Politicians get easy mileage out of passing the buck on sensitive issues.
However, the Suffolk School Board would do its teachers a bigger service by prioritizing competitive pay and finding the money to raise their pay, regardless of what the council appropriates.
There’s plenty of room to do so in an operating budget north of $50 million if the school board simply chooses to make classroom instruction its highest priority.
School board member Linda Bouchard has offered her colleagues a number of opportunities to do so — from her common-sense proposal to outsource custodial services to suggesting that the schools call in police officers when they are needed, instead of paying them to be on campus all the time.
And if low teacher pay is the school division’s biggest crisis, then direct every precious dollar available for higher wages to the teachers, instead of diluting the available funds with raises for support staff — another Bouchard suggestion that fell on deaf ears.
When my company buys a newspaper, as we are blessed occasionally to do, we immediately reorganize the staff to put a premium on the people who write the news stories, take the photographs and sell the advertising.

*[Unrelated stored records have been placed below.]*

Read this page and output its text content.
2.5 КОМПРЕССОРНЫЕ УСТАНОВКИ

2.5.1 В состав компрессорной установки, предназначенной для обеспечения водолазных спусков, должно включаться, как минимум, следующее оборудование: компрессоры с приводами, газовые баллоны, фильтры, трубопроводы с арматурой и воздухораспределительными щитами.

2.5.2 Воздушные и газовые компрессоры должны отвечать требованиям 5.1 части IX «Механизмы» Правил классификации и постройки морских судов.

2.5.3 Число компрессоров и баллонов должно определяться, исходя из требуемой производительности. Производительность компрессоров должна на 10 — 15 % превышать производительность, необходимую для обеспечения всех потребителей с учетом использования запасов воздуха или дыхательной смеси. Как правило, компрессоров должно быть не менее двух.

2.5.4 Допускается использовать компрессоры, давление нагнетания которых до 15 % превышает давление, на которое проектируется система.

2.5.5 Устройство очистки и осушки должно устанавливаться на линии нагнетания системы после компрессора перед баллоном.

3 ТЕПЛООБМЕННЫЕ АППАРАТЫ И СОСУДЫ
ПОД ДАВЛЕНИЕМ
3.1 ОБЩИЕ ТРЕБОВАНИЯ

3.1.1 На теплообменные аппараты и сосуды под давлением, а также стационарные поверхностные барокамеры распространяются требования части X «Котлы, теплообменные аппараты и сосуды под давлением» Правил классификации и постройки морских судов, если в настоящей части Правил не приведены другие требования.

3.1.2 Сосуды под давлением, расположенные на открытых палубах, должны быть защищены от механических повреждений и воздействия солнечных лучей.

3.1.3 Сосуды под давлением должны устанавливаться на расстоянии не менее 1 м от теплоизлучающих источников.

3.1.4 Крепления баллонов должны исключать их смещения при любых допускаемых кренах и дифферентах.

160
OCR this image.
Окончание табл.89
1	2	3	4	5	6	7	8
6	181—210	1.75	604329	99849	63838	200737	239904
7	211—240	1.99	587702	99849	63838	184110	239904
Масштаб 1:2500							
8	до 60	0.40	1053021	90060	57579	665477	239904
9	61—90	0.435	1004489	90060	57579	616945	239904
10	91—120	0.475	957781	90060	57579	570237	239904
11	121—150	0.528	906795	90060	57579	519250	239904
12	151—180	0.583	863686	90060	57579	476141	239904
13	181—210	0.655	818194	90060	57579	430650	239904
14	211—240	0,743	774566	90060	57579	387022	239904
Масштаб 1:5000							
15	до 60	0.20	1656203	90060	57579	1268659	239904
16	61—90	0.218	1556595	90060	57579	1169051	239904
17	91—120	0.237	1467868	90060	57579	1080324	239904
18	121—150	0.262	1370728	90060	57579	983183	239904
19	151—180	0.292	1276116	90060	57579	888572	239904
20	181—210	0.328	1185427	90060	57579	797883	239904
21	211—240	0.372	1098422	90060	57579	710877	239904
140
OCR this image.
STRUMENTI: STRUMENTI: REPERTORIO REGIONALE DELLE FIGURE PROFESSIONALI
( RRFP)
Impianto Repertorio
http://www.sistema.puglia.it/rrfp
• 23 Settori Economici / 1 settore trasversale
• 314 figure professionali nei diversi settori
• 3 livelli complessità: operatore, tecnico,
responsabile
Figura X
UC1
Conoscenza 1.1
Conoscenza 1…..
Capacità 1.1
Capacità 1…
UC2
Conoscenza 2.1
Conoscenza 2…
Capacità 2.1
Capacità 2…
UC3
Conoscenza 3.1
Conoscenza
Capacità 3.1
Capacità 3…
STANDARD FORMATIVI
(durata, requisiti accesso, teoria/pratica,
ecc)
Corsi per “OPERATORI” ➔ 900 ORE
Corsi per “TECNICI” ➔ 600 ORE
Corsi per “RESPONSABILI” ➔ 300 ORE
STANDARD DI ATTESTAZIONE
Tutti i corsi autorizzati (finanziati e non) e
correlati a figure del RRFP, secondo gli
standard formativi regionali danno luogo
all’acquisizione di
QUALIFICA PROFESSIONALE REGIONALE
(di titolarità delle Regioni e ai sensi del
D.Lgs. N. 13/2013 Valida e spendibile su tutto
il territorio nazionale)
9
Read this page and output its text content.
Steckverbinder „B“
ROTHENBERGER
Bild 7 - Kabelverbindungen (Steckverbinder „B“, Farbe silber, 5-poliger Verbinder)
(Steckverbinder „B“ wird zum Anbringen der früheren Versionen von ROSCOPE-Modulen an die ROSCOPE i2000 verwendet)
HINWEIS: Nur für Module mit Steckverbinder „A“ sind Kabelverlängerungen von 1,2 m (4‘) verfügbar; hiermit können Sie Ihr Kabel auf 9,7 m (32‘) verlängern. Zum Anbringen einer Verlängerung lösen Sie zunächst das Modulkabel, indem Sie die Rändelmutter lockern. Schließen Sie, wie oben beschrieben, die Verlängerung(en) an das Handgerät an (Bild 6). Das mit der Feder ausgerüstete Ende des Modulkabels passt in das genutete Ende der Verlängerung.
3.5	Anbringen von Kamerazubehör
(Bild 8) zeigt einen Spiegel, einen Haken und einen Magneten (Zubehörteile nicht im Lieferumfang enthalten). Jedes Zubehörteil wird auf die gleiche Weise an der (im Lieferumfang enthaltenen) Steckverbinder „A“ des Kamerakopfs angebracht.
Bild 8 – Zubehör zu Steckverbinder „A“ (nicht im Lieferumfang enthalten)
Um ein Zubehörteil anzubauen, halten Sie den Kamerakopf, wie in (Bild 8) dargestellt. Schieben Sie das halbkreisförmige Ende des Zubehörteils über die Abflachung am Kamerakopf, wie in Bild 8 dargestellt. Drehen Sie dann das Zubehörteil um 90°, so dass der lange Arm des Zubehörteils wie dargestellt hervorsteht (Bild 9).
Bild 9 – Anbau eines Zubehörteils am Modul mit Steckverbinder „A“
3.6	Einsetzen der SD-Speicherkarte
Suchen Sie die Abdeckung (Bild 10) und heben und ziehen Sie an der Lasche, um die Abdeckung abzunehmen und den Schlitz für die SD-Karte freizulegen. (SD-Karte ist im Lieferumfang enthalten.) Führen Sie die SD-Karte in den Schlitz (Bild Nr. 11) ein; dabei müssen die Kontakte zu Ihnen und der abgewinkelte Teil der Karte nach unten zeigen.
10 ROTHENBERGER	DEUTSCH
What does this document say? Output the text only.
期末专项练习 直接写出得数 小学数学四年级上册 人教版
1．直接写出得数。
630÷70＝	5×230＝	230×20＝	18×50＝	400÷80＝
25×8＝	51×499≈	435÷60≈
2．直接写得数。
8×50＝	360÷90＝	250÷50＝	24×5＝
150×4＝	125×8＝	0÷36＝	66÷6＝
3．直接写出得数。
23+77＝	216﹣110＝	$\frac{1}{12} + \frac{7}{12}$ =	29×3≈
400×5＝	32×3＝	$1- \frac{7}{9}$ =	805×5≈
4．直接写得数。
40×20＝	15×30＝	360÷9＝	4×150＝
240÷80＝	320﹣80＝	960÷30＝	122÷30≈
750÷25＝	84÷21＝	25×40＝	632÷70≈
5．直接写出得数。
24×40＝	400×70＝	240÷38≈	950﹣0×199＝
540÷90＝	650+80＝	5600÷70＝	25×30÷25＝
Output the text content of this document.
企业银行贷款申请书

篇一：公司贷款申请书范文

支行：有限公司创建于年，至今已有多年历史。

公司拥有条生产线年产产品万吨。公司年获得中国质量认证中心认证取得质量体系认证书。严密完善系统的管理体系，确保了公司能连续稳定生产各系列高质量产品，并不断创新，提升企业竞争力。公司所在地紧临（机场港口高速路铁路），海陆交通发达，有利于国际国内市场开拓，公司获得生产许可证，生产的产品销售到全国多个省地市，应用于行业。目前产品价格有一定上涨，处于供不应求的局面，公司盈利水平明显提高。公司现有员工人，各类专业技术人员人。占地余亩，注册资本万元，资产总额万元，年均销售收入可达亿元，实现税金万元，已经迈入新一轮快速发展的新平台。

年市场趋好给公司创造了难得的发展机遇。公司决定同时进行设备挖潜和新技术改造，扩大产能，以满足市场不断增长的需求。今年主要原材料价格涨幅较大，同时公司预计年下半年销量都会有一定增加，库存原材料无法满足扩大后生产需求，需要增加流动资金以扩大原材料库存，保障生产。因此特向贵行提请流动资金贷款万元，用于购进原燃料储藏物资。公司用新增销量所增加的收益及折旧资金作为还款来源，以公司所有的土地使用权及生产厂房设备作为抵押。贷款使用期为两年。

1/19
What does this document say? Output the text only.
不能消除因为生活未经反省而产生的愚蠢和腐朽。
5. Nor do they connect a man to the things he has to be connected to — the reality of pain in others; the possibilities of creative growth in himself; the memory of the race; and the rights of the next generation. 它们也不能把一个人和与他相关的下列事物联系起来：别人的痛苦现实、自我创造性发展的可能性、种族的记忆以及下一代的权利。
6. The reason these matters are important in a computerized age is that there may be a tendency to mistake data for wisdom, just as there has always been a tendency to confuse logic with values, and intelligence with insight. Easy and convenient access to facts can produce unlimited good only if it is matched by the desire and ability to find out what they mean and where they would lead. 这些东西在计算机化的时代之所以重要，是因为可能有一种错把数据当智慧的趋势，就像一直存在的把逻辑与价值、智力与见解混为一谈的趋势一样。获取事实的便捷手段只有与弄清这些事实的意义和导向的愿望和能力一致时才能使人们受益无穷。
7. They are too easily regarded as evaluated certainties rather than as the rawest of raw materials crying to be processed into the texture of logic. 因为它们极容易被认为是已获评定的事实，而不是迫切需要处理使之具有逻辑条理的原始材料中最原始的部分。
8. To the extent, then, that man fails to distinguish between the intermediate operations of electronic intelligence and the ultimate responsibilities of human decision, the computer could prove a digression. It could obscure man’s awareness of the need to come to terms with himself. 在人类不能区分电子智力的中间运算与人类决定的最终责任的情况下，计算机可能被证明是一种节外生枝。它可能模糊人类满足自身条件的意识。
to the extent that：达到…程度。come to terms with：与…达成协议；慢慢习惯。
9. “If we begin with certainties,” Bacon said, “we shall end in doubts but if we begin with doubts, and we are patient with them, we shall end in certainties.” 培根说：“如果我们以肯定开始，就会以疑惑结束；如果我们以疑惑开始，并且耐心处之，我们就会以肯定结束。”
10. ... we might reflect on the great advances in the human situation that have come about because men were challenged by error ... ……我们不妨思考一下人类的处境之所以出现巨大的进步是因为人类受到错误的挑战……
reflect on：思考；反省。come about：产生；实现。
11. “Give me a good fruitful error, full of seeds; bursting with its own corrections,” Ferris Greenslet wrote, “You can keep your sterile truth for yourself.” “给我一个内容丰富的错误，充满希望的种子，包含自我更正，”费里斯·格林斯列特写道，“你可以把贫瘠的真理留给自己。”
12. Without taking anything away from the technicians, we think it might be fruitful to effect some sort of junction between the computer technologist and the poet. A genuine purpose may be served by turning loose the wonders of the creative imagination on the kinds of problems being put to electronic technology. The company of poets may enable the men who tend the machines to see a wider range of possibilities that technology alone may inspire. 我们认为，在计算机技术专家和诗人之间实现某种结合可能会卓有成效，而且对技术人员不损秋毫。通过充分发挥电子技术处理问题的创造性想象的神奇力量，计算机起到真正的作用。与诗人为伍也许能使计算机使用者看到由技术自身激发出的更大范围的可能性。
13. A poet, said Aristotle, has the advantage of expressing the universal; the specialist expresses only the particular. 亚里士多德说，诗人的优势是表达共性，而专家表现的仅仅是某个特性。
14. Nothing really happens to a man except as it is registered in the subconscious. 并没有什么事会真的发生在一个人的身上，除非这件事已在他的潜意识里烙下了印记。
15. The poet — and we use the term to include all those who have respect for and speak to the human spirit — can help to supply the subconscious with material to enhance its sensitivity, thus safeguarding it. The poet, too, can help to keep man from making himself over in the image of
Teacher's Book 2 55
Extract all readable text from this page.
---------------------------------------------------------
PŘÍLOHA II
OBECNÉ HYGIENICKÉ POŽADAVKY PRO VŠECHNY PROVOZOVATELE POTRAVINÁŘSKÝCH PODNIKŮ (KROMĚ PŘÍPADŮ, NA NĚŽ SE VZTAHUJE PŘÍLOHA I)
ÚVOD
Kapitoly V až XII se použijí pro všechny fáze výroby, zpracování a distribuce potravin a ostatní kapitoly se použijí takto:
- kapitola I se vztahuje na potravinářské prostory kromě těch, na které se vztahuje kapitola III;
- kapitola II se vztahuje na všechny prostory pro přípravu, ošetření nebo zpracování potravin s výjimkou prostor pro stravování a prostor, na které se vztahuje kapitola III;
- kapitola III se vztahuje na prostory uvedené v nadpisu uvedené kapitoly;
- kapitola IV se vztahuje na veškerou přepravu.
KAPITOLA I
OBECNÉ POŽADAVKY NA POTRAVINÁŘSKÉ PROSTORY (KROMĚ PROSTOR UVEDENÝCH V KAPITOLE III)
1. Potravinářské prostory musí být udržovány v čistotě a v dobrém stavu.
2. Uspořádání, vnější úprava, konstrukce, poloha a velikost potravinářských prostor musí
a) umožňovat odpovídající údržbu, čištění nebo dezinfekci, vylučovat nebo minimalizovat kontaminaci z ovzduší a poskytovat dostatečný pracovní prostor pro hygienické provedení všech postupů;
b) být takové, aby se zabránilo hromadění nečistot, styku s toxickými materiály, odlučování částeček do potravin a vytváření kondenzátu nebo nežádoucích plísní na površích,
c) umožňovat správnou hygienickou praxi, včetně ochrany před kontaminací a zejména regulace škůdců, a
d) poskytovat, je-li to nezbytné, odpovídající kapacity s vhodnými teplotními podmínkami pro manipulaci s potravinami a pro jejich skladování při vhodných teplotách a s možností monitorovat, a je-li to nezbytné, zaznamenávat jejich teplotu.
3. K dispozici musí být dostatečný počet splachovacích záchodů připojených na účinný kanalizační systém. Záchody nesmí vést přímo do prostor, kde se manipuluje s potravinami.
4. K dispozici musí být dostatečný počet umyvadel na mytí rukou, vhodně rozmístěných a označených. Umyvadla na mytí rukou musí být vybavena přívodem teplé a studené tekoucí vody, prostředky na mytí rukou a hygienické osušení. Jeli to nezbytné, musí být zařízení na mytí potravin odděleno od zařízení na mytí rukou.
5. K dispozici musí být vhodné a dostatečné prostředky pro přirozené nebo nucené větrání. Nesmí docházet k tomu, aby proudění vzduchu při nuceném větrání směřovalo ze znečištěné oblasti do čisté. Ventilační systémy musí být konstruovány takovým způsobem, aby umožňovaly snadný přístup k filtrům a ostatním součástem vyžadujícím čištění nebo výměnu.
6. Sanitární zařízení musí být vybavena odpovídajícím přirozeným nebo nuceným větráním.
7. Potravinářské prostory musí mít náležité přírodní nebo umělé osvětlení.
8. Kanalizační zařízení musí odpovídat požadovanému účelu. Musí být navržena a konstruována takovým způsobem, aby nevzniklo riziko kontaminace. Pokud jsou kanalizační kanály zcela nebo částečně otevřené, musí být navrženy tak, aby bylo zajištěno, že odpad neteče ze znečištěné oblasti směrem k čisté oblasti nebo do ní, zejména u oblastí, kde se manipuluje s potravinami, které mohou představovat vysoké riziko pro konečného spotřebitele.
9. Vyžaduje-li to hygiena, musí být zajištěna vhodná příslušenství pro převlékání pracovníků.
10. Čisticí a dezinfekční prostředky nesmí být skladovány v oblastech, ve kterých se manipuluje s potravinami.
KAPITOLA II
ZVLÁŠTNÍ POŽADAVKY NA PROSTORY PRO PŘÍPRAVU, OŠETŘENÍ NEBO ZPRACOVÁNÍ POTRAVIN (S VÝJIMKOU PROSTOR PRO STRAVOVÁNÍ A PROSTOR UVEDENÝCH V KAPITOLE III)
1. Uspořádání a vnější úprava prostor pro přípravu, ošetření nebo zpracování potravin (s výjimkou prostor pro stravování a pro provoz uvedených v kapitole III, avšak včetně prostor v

Administrative staffing inevitably is reduced as we seek to get clerical and support work done at maximum efficiency.
Reporters and sales reps are the newspaper equivalent of classroom teachers.
A fruitful exercise after buying a newspaper is to look through 90 days of accounts-payable invoices, scrutinize every purchase, determine whether the product or service truly serves our readers, and eliminate any that don’t. Typically, we find enough savings to protect at least one job in the newsroom that would have otherwise been eliminated.
The school board needs to put its $50-million budget under a similar microscope and leave no stone unturned until the money is found to pay its teachers competitively.
A decade ago, the commonwealth of Virginia began something called the School Efficiency Review Program, “to ensure that non-instructional functions are running efficiently so that as much funding as possible goes directly into the classroom.”
Between 2005 and 2012, outside auditors identified $42 million in annual savings for 38 school divisions through “best practices in divisional administration, human resources, finance, purchasing, educational service delivery costs, special education, facilities, transportation, technology, management and food service.”
Unfortunately, the General Assembly made participation by school divisions optional. It should be mandatory.
Suffolk’s crisis in teacher retention illustrates why. The rate at which teachers are fleeing Suffolk for neighboring school divisions — 30 percent after the 2012-13 school year alone — is stunning.
It’s past time to stop the blame game and pay Suffolk’s teachers a competitive wage, regardless of what the City Council does.